A progress report released by the Chief Medical Officer Professor Chris Baggoley reveals there is still no conclusive evidence that Borrelia spp – the bacteria thought to cause the disease – exists in Australia, making exploration of a potential infection in Australian patients with no relevant travel history nearly impossible.

It states that an appropriate laboratory testing algorithm has yet to be agreed upon and, while clinical presentation is frequently the basis for diagnosis, there is still no agreed case definition.

However, it has now agreed that there may be an Australian ‘Lyme disease-like syndrome’ that needs investigation.

“The lack of an agreed case definition for Lyme disease hampers the diagnosis of patients in Australia. Clarity around the presenting signs and symptoms of an Australian Lyme disease-like syndrome would aid the investigation into whether an indigenous form of Borrelia exists in Australia,” it said in its report.

Dr Mualla McManus (PhD), pharmacologist, founder of the Karl McManus Foundation for Lyme Disease Research & Awareness and CACLD member said the outcome, though inclusive, is a significant step.

“The role of CACLD was to put to the CMO that a Lyme disease-like syndrome unique to Australia might be what’s happening here and we are pleased that the he has now officially taken this on board.”

She said many in the scientific community know that there is a pathogen or pathogens unique to Australia being transmitted to humans by tick bite. The focus now will be to find out what type of organism that is.

“There is a Lyme disease-like syndrome in Australia – it may be a totally unique bacterium that has its own distinct characteristics or it may be multiple bacteria transmitted together – we don’t know yet but we need to answer these questions before we can start diagnosing the condition,” she told MO.

Dr McManus said the treatment approach at the moment relies on the broad application of antibiotics.

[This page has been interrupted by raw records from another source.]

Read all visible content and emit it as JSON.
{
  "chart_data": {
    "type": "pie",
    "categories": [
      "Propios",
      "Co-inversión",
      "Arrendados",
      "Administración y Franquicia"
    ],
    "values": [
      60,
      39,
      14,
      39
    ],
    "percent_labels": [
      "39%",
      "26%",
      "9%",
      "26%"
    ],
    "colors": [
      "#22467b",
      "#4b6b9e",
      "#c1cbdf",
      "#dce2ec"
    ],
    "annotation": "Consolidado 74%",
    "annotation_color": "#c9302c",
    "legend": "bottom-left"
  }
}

“At the moment a lot of these patients are bombarded with a broad range of antibiotics. Luckily the antibiotics we’re using are killing basically every kind of bacteria you can think of but we don’t really know what we’re treating.”

According to the committee, a short course of antibiotics such as doxycycline would be the initial treatment for Lyme disease acquired overseas. However, treatment of chronic Lyme disease is contentious, it said because the existence of this form of disease is still strongly disputed.

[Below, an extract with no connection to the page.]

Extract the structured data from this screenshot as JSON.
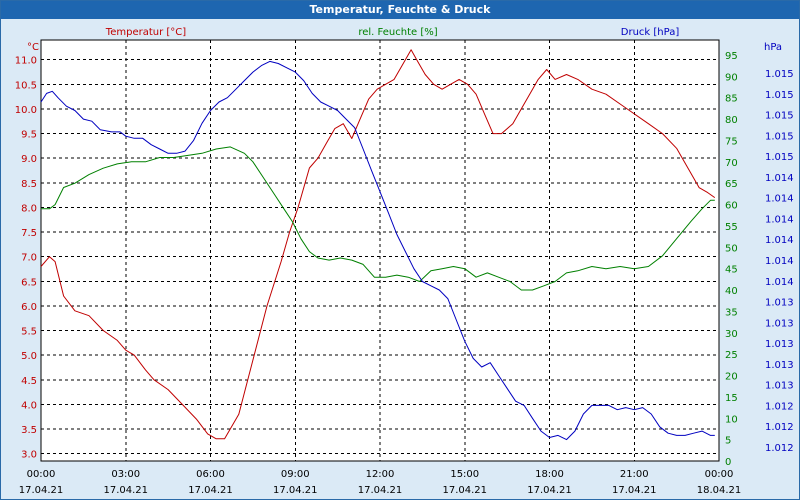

Dr McManus argues that in the US, where Lyme disease is a recognised condition, people are treated at acute stages of the infection and so there are very few people who will present with a chronic form of the disease.

“It’s different in Australia. For the last 20 years no-one has been detecting and treating the acute phase of this disease, so we are in a situation now where a we have a backlog of people who have become chronically ill.

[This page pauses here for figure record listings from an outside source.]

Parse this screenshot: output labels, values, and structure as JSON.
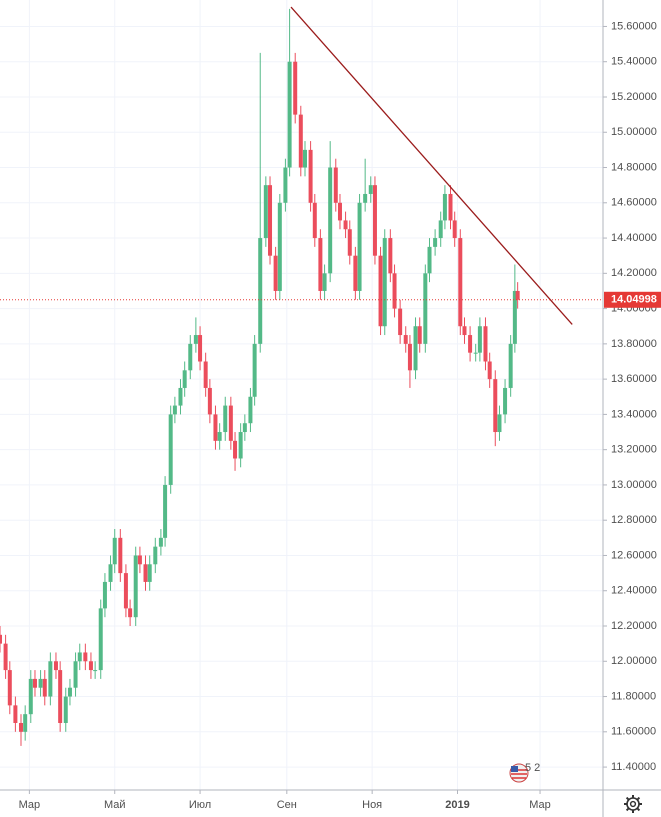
{
  "chart_data": {
    "type": "candlestick",
    "x": [
      -21,
      -17,
      -14,
      -10,
      -6,
      -3,
      1,
      4,
      8,
      11,
      15,
      19,
      22,
      26,
      29,
      33,
      36,
      40,
      44,
      47,
      51,
      54,
      58,
      61,
      65,
      69,
      72,
      76,
      79,
      83,
      86,
      90,
      94,
      97,
      101,
      104,
      108,
      111,
      115,
      119,
      122,
      126,
      129,
      133,
      136,
      140,
      144,
      147,
      151,
      154,
      158,
      161,
      165,
      169,
      172,
      176,
      179,
      183,
      186,
      190,
      194,
      197,
      201,
      204,
      208,
      211,
      215,
      219,
      222,
      226,
      229,
      233,
      236,
      240,
      244,
      247,
      251,
      254,
      258,
      261,
      265,
      269,
      272,
      276,
      279,
      283,
      286,
      290,
      294,
      297,
      301,
      304,
      308,
      311,
      315,
      319,
      322,
      326,
      329,
      333,
      336,
      340,
      344,
      347,
      349
    ],
    "open": [
      12.15,
      12.1,
      11.95,
      11.75,
      11.65,
      11.6,
      11.7,
      11.9,
      11.85,
      11.9,
      11.8,
      12.0,
      11.95,
      11.65,
      11.8,
      11.85,
      12.0,
      12.05,
      12.0,
      11.95,
      11.95,
      12.3,
      12.45,
      12.55,
      12.7,
      12.5,
      12.3,
      12.25,
      12.6,
      12.55,
      12.45,
      12.55,
      12.65,
      12.7,
      13.0,
      13.4,
      13.45,
      13.55,
      13.65,
      13.8,
      13.85,
      13.7,
      13.55,
      13.4,
      13.25,
      13.3,
      13.45,
      13.25,
      13.15,
      13.3,
      13.35,
      13.5,
      13.8,
      14.4,
      14.7,
      14.3,
      14.1,
      14.6,
      14.8,
      15.4,
      15.1,
      14.8,
      14.9,
      14.6,
      14.4,
      14.1,
      14.2,
      14.8,
      14.6,
      14.5,
      14.45,
      14.3,
      14.1,
      14.6,
      14.65,
      14.7,
      14.3,
      13.9,
      14.4,
      14.2,
      14.0,
      13.85,
      13.8,
      13.65,
      13.9,
      13.8,
      14.2,
      14.35,
      14.4,
      14.5,
      14.65,
      14.5,
      14.4,
      13.9,
      13.85,
      13.75,
      13.75,
      13.9,
      13.7,
      13.6,
      13.3,
      13.4,
      13.55,
      13.8,
      14.1
    ],
    "high": [
      12.2,
      12.15,
      12.0,
      11.8,
      11.7,
      11.75,
      11.95,
      11.95,
      11.95,
      11.95,
      12.05,
      12.05,
      12.0,
      11.85,
      11.9,
      12.05,
      12.1,
      12.1,
      12.05,
      12.0,
      12.35,
      12.5,
      12.6,
      12.75,
      12.75,
      12.55,
      12.35,
      12.65,
      12.65,
      12.6,
      12.6,
      12.7,
      12.75,
      13.05,
      13.45,
      13.5,
      13.6,
      13.7,
      13.85,
      13.95,
      13.9,
      13.75,
      13.6,
      13.45,
      13.35,
      13.5,
      13.5,
      13.3,
      13.35,
      13.4,
      13.55,
      13.85,
      15.45,
      14.75,
      14.75,
      14.35,
      14.65,
      14.85,
      15.7,
      15.45,
      15.15,
      14.95,
      14.95,
      14.65,
      14.45,
      14.25,
      14.95,
      14.85,
      14.65,
      14.55,
      14.5,
      14.35,
      14.65,
      14.85,
      14.75,
      14.75,
      14.35,
      14.45,
      14.45,
      14.25,
      14.05,
      13.9,
      13.85,
      13.95,
      13.95,
      14.25,
      14.4,
      14.45,
      14.55,
      14.7,
      14.7,
      14.55,
      14.45,
      13.95,
      13.9,
      13.8,
      13.95,
      13.95,
      13.75,
      13.65,
      13.45,
      13.6,
      13.85,
      14.25,
      14.15
    ],
    "low": [
      12.05,
      11.9,
      11.7,
      11.6,
      11.52,
      11.55,
      11.65,
      11.8,
      11.8,
      11.75,
      11.75,
      11.9,
      11.6,
      11.6,
      11.75,
      11.8,
      11.95,
      11.95,
      11.9,
      11.9,
      11.9,
      12.25,
      12.4,
      12.5,
      12.45,
      12.25,
      12.2,
      12.2,
      12.5,
      12.4,
      12.4,
      12.5,
      12.6,
      12.65,
      12.95,
      13.35,
      13.4,
      13.5,
      13.6,
      13.75,
      13.65,
      13.5,
      13.35,
      13.2,
      13.2,
      13.25,
      13.2,
      13.08,
      13.1,
      13.25,
      13.3,
      13.45,
      13.75,
      14.35,
      14.25,
      14.05,
      14.05,
      14.55,
      14.75,
      15.05,
      14.75,
      14.75,
      14.55,
      14.35,
      14.05,
      14.05,
      14.15,
      14.55,
      14.45,
      14.4,
      14.25,
      14.05,
      14.05,
      14.55,
      14.6,
      14.25,
      13.85,
      13.85,
      14.15,
      13.95,
      13.8,
      13.75,
      13.55,
      13.6,
      13.75,
      13.75,
      14.15,
      14.3,
      14.35,
      14.45,
      14.45,
      14.35,
      13.85,
      13.8,
      13.7,
      13.7,
      13.7,
      13.65,
      13.55,
      13.22,
      13.25,
      13.35,
      13.5,
      13.75,
      14.0
    ],
    "close": [
      12.1,
      11.95,
      11.75,
      11.65,
      11.6,
      11.7,
      11.9,
      11.85,
      11.9,
      11.8,
      12.0,
      11.95,
      11.65,
      11.8,
      11.85,
      12.0,
      12.05,
      12.0,
      11.95,
      11.95,
      12.3,
      12.45,
      12.55,
      12.7,
      12.5,
      12.3,
      12.25,
      12.6,
      12.55,
      12.45,
      12.55,
      12.65,
      12.7,
      13.0,
      13.4,
      13.45,
      13.55,
      13.65,
      13.8,
      13.85,
      13.7,
      13.55,
      13.4,
      13.25,
      13.3,
      13.45,
      13.25,
      13.15,
      13.3,
      13.35,
      13.5,
      13.8,
      14.4,
      14.7,
      14.3,
      14.1,
      14.6,
      14.8,
      15.4,
      15.1,
      14.8,
      14.9,
      14.6,
      14.4,
      14.1,
      14.2,
      14.8,
      14.6,
      14.5,
      14.45,
      14.3,
      14.1,
      14.6,
      14.65,
      14.7,
      14.3,
      13.9,
      14.4,
      14.2,
      14.0,
      13.85,
      13.8,
      13.65,
      13.9,
      13.8,
      14.2,
      14.35,
      14.4,
      14.5,
      14.65,
      14.5,
      14.4,
      13.9,
      13.85,
      13.75,
      13.75,
      13.9,
      13.7,
      13.6,
      13.3,
      13.4,
      13.55,
      13.8,
      14.1,
      14.05
    ],
    "up_color": "#53b987",
    "down_color": "#eb4d5c",
    "trendline": {
      "x": [
        187,
        388
      ],
      "y": [
        15.71,
        13.91
      ],
      "color": "#9b1c1c"
    },
    "last_price": {
      "value": 14.04998,
      "color": "#e53935"
    },
    "badge": "5 2",
    "xlim": [
      -21,
      410
    ],
    "ylim": [
      11.27,
      15.75
    ],
    "xticks": [
      {
        "value": 0,
        "label": "Мар"
      },
      {
        "value": 61,
        "label": "Май"
      },
      {
        "value": 122,
        "label": "Июл"
      },
      {
        "value": 184,
        "label": "Сен"
      },
      {
        "value": 245,
        "label": "Ноя"
      },
      {
        "value": 306,
        "label": "2019"
      },
      {
        "value": 365,
        "label": "Мар"
      }
    ],
    "yticks": [
      {
        "value": 11.4,
        "label": "11.40000"
      },
      {
        "value": 11.6,
        "label": "11.60000"
      },
      {
        "value": 11.8,
        "label": "11.80000"
      },
      {
        "value": 12.0,
        "label": "12.00000"
      },
      {
        "value": 12.2,
        "label": "12.20000"
      },
      {
        "value": 12.4,
        "label": "12.40000"
      },
      {
        "value": 12.6,
        "label": "12.60000"
      },
      {
        "value": 12.8,
        "label": "12.80000"
      },
      {
        "value": 13.0,
        "label": "13.00000"
      },
      {
        "value": 13.2,
        "label": "13.20000"
      },
      {
        "value": 13.4,
        "label": "13.40000"
      },
      {
        "value": 13.6,
        "label": "13.60000"
      },
      {
        "value": 13.8,
        "label": "13.80000"
      },
      {
        "value": 14.0,
        "label": "14.00000"
      },
      {
        "value": 14.2,
        "label": "14.20000"
      },
      {
        "value": 14.4,
        "label": "14.40000"
      },
      {
        "value": 14.6,
        "label": "14.60000"
      },
      {
        "value": 14.8,
        "label": "14.80000"
      },
      {
        "value": 15.0,
        "label": "15.00000"
      },
      {
        "value": 15.2,
        "label": "15.20000"
      },
      {
        "value": 15.4,
        "label": "15.40000"
      },
      {
        "value": 15.6,
        "label": "15.60000"
      }
    ],
    "grid": true
  }
}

She said most people with chronic infection were ultimately diagnosed with chronic fatigue syndrome, fibromyalgia, Parkinson’s or motor neurone disease.

“These are the box of conditions that clinicians are able to treat without doing any differential diagnosis because there isn’t supposed to be any Borrelia spp. in Australia.”

The committee’s report advised that if a person who has been diagnosed with Lyme disease does not respond to treatment or has relapsed, then the treating medical practitioner should consult with a medical practitioner who has experience in treating Lyme disease.

According to Dr McManus, the way forward now lies within the scientific community. CACLD has identified 12 gaps in knowledge along with scoping study research proposals – though research groups will of course need to apply for NHMRC or ARC funding.

“The solution to the problem now has to be within the scientific community – our group pre-empted this long before and has been funding the research at the Tick Borne Diseases Unit at the University of Sydney.”

Research like this will hold the answer she said.

“We need to know what the causative agent is so we can develop tests and treatment protocols for that specific pathogen so that we know what we are killing.”